Whereas today’s marketers are creating standard personas in which to group you, every day these will be more individualized and so will be the messages and benefits you receive. If you turn in any direction, if your eyes scan any object, any manner of signs that your attention is identifiable will be fair game. How you eat, what you eat, when and where you eat can all be tracked in the name of health and weight loss. I’m waiting for the “Peter Griffin Digital Toilet” to show up – it would provide real time health data, be more convenient than a urinalysis and if you don’t like it you don’t have to work here, Mr. Airline Pilot. Talk about your pot of gold! (Sorry, a good joke left un-said is a good life left un-led. Hey, I demand credit for that saying).
The masses are parting with their privacy / security in the name of convenience, productivity, real time search, alerts, career, gaming, gamification, dating, learning, health, you name it. The billions of apps and online service registrations and the one billion smartphones that will be sold in 2013 are only the point of entry. As big data access is liberalized, the very source of a mobile users’ empowerment can also be their downfall. Will the confluence of more data, an expectation of better experience management, more liberal data sharing, online programming training, and possible exploits expose more of your real time personal data beginning in 2013? The next blog post will explore possible implications.

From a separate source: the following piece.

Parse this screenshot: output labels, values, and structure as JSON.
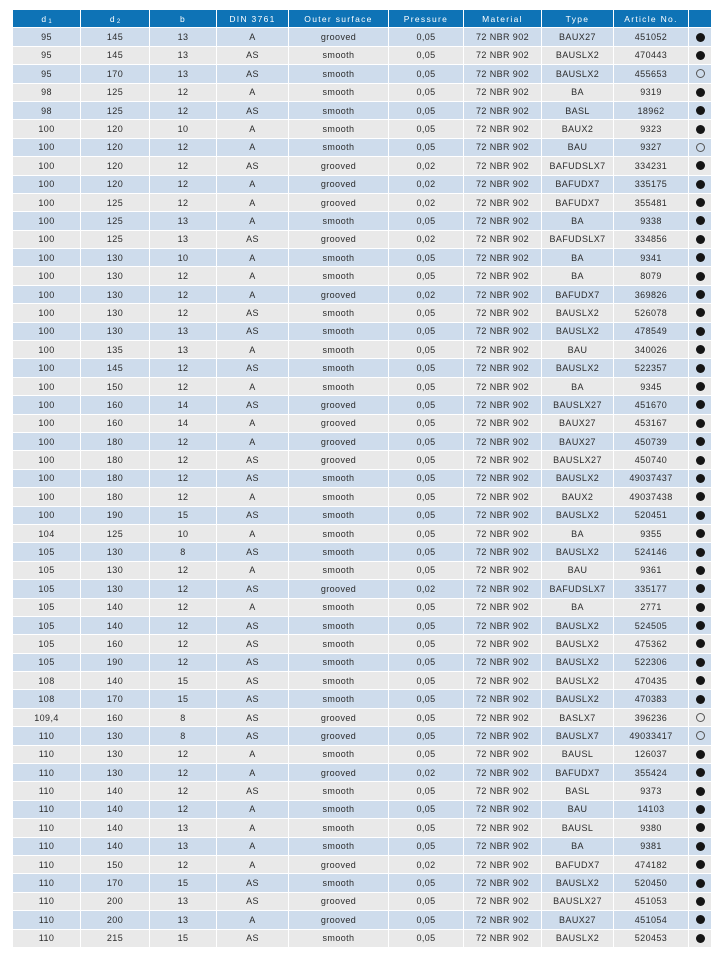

The evolution of the SOLOMO web is affecting us all in profound ways, good, great and cautionary. I can’t get enough of the innovation and resultant utility that the tech industry brings us every day. Every other blog seems to focus on the coming blessings of mobility. Its true that there are things that personalized mobility will do for us that will make us wonder how we ever got along without them. Folks should also consider the issues that might arise as a consequence of the opportunities. The thousands of industry professionals should continue to go full bore into creating the future. They would be wise to also think a few steps further about how the decisions they make regarding access to end-users’ data could produce undesired outcomes. My next post (3rd of 4) will explore legalities and practicalities of privacy rights. Part four of this post will list some of the companies bringing us these new capabilities. Regardless, unless you are a Tibetan monk or understand the deep web, you might as well get used to it. It’s a brave new world.